Action 13 - Campaign for change

Azza Nasr, 35, from Egypt, is a dentist by day and Girl Guide leader by night. As a mother, she is committed to campaigning for change across Egypt to ensure the mindset around violence against girls and women is changed…

Action 13: Campaign for change WAGGGS


Is violence a common occurrence in your community?

Domestic violence and sexual harassment is a big issue. It happens on public transport and even outside educational institutions. I’ve seen boys and young men gather around the school gates, to harass girls or follow them as they leave. Harassment is usually verbal, but it can escalate to touching or physical assault. As Girl Guides, we have been campaigning to put a stop to violence against girls and women, through educational sessions, marches and rallies. 

If a girl is being abused or harassed, is she able to speak out about it? 

Girls often feel like it’s their fault and for that reason, they don’t want to report it. At the Egyptian Federation for Scouts and Girl Guides, we are running sessions to address this culture. We tell them it’s not their fault. The girl is not the provoker. It’s important to speak out. 

How do girls react when you encourage them to speak out?

Some girls have showed resistance, but others are cooperating. Most girls we talk to understand the importance of speaking out. It’s working as well. When I follow up with our Girl Guides, they tell me how they’ve taken action and how they’ve defended girls who are being harassed on the bus. We have seen a real transformation.

How are you campaigning for change? 

We are joining forces with the government and other NGOs and we are making our voices heard as far as possible.

Action 13: Campaign for change Egypt WAGGGS


What do you hope to achieve by campaigning for change?

We want to change the mindset of people and make sure survivors of gender-based violence know it’s not their fault. The penalty for rape now carries up to the death penalty, but girls are still fearful to report instances of violence. It can be hard as girls can face issues when they report the crime. In some instances, the perpetrator will offer to marry the survivor and families have been known to accept the offer to protect their honour. It’s not the answer, as the survivor may be subjected to further assault. We need to educate people so they understand why violence is wrong.

What motivates you to work on this issue? 

I have a daughter and I want to make sure the world is a better place when she grows up. I’ve also met survivors of gender-based violence – and it’s clear it’s an issue that must be addressed.
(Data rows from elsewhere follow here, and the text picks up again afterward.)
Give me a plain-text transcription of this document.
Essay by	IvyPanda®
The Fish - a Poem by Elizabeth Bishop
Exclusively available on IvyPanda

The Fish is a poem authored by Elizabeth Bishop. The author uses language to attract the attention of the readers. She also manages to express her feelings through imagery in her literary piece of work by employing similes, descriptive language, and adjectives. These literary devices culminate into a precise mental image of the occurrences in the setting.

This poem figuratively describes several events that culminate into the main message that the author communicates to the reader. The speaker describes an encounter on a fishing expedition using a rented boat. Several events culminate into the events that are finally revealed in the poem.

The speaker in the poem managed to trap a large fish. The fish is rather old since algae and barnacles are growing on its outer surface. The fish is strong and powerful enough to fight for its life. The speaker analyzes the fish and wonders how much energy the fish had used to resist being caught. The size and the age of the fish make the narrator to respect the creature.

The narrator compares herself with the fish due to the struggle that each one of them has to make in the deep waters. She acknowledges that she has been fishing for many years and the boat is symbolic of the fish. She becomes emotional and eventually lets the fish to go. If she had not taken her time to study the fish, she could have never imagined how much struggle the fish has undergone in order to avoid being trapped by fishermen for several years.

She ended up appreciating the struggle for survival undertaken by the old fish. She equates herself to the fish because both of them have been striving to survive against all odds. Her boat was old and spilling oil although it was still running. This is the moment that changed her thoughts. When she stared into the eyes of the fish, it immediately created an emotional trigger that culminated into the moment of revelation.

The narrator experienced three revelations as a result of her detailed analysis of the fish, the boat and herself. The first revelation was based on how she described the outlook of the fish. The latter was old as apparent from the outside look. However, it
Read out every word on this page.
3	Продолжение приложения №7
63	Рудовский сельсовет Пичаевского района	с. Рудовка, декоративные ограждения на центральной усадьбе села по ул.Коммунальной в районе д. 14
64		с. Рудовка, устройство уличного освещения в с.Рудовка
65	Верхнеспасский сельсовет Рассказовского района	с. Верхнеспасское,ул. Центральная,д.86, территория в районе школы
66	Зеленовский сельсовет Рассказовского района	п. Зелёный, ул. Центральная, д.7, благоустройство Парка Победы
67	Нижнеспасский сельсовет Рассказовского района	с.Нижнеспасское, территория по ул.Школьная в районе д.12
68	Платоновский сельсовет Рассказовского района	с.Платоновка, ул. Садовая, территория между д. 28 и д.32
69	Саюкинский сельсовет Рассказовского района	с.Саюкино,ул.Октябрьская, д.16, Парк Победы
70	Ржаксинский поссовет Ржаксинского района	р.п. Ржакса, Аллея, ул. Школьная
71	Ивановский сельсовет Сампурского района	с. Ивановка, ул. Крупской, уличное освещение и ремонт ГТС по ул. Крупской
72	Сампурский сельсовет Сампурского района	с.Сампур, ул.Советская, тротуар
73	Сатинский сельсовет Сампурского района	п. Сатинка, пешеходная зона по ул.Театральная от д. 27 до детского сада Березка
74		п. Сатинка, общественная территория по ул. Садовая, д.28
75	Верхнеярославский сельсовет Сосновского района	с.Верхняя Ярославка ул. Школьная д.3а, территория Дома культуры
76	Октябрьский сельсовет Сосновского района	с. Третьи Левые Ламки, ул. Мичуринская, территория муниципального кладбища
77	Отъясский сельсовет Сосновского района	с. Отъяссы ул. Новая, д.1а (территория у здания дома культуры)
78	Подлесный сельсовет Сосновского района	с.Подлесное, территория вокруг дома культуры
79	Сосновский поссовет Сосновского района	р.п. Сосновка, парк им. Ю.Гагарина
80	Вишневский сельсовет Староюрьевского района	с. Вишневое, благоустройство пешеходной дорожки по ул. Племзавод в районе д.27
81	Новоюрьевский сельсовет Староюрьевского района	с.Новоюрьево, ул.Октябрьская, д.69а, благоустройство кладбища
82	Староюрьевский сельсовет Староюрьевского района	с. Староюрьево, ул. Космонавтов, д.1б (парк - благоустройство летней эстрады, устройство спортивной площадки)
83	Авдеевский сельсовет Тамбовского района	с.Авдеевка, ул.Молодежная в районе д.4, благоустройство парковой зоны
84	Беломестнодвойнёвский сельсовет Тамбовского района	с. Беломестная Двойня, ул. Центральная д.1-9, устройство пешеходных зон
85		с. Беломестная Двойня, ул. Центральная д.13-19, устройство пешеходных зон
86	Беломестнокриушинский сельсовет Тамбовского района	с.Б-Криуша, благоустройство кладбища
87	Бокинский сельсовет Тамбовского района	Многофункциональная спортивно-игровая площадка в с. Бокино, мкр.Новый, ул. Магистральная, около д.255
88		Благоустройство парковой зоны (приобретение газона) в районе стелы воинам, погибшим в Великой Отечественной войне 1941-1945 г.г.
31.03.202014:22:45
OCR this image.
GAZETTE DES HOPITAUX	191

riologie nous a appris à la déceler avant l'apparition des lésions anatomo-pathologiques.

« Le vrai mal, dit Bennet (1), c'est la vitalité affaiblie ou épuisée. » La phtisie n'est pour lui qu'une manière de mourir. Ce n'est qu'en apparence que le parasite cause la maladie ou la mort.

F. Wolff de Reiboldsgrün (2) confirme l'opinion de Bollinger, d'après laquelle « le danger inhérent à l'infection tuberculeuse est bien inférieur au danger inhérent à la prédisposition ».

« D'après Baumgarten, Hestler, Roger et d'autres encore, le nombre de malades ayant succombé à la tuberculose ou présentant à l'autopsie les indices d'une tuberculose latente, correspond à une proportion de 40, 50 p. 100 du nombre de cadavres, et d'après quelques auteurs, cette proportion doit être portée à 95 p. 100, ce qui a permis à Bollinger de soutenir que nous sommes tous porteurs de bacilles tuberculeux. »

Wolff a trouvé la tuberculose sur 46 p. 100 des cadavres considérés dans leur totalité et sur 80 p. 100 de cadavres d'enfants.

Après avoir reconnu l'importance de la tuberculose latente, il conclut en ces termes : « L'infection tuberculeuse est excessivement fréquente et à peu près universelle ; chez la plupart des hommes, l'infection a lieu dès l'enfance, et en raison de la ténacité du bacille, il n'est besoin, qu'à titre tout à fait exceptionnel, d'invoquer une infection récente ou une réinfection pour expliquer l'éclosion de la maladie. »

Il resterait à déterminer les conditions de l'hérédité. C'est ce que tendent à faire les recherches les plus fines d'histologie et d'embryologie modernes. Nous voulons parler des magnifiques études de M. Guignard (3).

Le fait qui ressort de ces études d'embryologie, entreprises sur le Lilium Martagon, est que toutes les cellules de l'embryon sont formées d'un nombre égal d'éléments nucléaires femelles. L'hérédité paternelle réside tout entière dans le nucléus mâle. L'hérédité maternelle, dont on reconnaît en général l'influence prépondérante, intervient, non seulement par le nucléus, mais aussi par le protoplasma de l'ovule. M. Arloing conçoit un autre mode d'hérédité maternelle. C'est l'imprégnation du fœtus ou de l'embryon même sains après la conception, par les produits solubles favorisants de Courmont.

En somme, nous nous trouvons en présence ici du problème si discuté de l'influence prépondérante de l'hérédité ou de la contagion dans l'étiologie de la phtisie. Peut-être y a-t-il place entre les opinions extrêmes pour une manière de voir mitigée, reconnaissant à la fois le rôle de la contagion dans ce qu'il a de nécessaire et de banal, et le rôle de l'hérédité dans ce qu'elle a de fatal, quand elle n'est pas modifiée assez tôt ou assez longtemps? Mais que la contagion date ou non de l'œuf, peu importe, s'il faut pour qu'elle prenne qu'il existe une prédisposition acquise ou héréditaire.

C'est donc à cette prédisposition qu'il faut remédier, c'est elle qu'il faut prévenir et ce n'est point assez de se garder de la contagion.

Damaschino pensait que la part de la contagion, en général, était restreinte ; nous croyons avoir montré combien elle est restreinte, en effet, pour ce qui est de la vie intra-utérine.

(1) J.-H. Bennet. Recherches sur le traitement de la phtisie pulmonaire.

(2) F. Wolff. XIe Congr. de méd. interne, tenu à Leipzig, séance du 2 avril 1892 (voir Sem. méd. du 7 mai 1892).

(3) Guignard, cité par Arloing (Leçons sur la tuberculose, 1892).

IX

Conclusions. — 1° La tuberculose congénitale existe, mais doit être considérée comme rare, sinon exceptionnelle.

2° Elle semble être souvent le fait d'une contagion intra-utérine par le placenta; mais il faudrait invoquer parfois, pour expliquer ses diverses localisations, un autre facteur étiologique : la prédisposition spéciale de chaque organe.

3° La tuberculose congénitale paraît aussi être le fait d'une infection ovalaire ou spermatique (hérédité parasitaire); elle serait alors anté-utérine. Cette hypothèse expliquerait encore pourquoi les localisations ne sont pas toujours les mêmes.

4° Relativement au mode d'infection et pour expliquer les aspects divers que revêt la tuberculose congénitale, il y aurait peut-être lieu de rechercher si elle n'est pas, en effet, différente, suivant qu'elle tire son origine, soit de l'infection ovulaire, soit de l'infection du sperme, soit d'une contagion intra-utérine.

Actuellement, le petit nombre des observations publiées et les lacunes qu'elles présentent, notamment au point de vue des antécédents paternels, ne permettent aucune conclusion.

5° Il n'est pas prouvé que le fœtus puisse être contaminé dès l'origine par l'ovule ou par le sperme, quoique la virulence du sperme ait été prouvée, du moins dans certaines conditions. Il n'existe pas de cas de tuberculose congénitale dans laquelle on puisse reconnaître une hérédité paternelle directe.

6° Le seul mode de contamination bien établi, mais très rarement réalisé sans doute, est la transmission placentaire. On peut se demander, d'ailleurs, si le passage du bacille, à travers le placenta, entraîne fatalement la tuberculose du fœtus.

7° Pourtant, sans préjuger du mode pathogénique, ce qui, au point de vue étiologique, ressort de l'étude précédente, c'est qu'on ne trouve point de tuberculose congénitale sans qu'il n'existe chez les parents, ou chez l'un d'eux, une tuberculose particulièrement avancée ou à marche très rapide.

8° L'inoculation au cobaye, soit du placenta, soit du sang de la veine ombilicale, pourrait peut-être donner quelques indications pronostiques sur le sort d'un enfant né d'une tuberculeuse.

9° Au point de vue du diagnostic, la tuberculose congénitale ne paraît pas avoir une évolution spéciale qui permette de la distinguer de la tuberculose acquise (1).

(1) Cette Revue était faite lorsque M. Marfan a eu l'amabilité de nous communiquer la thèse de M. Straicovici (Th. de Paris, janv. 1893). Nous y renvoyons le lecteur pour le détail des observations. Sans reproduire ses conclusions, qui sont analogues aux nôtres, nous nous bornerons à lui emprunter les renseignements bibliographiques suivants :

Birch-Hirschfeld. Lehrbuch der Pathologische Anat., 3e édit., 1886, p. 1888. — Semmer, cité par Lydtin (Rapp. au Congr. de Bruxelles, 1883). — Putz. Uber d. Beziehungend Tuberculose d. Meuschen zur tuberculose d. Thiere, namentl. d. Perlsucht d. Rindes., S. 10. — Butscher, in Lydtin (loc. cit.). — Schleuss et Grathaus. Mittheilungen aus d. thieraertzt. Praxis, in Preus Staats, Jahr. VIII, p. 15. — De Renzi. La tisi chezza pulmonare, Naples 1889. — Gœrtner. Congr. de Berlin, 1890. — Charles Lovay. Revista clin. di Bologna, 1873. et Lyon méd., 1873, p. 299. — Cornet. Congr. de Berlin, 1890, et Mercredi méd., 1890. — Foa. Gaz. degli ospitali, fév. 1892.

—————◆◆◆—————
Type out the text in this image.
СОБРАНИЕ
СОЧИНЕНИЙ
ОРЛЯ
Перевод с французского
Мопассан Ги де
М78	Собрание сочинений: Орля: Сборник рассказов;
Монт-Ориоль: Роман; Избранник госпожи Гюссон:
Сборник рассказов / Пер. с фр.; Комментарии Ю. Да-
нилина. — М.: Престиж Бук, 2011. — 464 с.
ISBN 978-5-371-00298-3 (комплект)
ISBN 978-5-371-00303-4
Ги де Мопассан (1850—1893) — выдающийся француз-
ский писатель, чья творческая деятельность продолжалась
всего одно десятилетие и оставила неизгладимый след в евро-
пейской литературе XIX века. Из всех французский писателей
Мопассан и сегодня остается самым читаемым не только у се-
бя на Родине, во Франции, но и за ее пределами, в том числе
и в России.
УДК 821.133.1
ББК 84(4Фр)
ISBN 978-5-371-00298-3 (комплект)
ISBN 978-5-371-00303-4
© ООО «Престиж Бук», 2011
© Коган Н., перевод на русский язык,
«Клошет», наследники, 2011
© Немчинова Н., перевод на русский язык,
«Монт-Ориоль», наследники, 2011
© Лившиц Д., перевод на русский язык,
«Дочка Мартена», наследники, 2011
Violence extends to Female Genital Mutilation (FGM) which is still practised in poorer parts of the country. The consequences are life-changing and girls and women must be able to speak out about what’s happened to them. I am committed to addressing this issue, along with the Government, NGOS and my Girl Guide group, who is campaigning to put a stop to this practice.  

In your experience, how has Girl Guiding supported those who’ve suffered violence? 

Personally, Girl Guides has provided a safe space for me to speak out, without the fear of being judged. It’s an opportunity for girls to learn, evolve and flourish. Girls are able to forge a connection, create a sense of sisterhood and stand up for each other no matter the consequence.